After a visit to the Shimazaki family grave in the morning, I left the temple’s moss-laced pathways ringing with bird-song and continued up the steep Magome hill seeking treats for the trail. I procured individually wrapped kurikinton candied chestnuts from a confectionery run by a toothsome dowager who said she had lived in this village her whole life.
At the top of the hill, I glanced back at Mount Ena and the Mino Valley before padding across the ishitatami, the inlaid stones that mark the ancient Kiso Road.
The well-preserved trail is studded with tea houses, rest spots, toilets and water at regular intervals. After 5.5 km, the route crosses into Nagano Prefecture and the Magome Pass (801 meters), which winds down into Otsumago.
At times the route follows a stream, hopscotching from one side to the other via wooden pedestrian bridges. The two waterfalls are not-to-be-missed, and it is at the bottom of the Odaki waterfall that I enjoyed my kurikinton delicacies.
Golden rice fields begging to be harvested and whispering fūrin wind chimes dangling in front of row houses greeted me as I descended into the hamlet of Tsumago-juku, where women were hand-making straw coned hats from hinoki (Japanese cypress). Small shops purveyed souvenirs and wooden toys.
Rows of soba shops that previously fed the legions of attendants to the daimyo during the Edo Period now serve their replacements: tourists who stream in by the hundreds via bus.

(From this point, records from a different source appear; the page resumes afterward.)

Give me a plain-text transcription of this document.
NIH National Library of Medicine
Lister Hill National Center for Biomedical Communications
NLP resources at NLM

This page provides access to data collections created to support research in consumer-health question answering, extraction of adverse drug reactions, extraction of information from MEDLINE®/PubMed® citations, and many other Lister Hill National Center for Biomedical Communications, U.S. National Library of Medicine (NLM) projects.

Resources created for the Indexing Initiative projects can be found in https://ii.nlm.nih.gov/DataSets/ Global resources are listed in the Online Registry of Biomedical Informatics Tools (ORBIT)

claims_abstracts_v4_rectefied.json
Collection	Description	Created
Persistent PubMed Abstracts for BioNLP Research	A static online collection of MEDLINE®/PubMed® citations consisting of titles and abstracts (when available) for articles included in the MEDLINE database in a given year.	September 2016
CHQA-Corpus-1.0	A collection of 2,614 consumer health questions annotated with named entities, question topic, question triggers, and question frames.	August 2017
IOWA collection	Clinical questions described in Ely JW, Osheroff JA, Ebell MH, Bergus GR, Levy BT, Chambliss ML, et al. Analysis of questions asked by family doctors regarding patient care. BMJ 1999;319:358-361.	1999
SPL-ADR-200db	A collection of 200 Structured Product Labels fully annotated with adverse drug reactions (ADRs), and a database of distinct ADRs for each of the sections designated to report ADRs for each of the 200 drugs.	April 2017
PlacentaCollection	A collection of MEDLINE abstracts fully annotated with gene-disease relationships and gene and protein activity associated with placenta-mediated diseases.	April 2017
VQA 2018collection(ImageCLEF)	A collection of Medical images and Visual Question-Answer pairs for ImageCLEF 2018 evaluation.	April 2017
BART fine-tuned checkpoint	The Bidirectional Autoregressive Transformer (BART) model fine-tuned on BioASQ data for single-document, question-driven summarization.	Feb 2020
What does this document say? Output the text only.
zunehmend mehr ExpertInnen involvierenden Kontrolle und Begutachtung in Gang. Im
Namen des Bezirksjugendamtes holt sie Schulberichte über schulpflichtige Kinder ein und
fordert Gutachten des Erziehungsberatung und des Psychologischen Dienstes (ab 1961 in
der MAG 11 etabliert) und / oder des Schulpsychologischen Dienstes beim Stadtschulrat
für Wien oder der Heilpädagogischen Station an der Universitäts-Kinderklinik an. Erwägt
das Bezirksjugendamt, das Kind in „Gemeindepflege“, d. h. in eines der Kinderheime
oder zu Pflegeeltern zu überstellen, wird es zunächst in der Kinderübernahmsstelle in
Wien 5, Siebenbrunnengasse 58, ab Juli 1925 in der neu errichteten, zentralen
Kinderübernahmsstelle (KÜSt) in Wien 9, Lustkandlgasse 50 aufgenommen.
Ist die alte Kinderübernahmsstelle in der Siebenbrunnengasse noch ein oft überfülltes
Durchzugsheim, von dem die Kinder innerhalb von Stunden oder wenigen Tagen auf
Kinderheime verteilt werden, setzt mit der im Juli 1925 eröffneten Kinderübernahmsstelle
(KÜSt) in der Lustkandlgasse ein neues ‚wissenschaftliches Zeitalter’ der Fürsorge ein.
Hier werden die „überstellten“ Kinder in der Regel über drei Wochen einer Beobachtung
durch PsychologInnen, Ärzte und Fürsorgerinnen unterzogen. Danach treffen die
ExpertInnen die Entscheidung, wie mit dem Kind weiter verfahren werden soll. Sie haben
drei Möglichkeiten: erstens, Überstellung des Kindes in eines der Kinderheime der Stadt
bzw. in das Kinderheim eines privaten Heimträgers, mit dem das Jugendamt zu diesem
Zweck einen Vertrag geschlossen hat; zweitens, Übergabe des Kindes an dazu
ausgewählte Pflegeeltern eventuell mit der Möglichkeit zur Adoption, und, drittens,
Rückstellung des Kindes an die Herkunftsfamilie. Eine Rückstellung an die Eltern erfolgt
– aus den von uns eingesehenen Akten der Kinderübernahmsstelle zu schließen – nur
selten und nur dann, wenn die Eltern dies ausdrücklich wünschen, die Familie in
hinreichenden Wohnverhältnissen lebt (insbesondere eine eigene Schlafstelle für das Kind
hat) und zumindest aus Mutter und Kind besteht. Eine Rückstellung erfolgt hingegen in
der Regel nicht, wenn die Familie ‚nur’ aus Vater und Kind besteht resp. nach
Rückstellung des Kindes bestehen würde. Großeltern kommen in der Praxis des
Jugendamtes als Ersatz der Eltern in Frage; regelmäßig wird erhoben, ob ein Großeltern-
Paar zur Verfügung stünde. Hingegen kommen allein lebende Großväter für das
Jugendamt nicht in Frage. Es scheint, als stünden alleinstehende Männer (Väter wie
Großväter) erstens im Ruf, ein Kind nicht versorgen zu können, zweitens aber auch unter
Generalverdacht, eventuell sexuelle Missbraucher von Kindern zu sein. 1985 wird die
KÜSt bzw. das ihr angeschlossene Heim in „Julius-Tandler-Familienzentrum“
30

Suddenly, a tall man with a friendly smile hailed me from the open doors of a latticed wooden house: “Oyaki!” I bought one of the vegetable-filled hot buns and another stuffed with walnut paste. Mr. Hara has been selling oyaki from this shop since returning to his hometown 26 years ago.
Having arrived at my destination, I sampled the Jurokudai Kuroemon sake at a quiet shop called Shirokiya facing the old road, and imbibed with my companion, a small toy horse made from sakura cherry wood. Perhaps the sake invigorated me because after this short rest I yearned to go a little further that day. I hiked another 5 km to Nagiso Station in Midono.
I’m glad I did, because I discovered the perfect way to end a hot day on the Nakasendo: with a matcha azuki shaved ice desert at Cafe Izumiya, across from the station.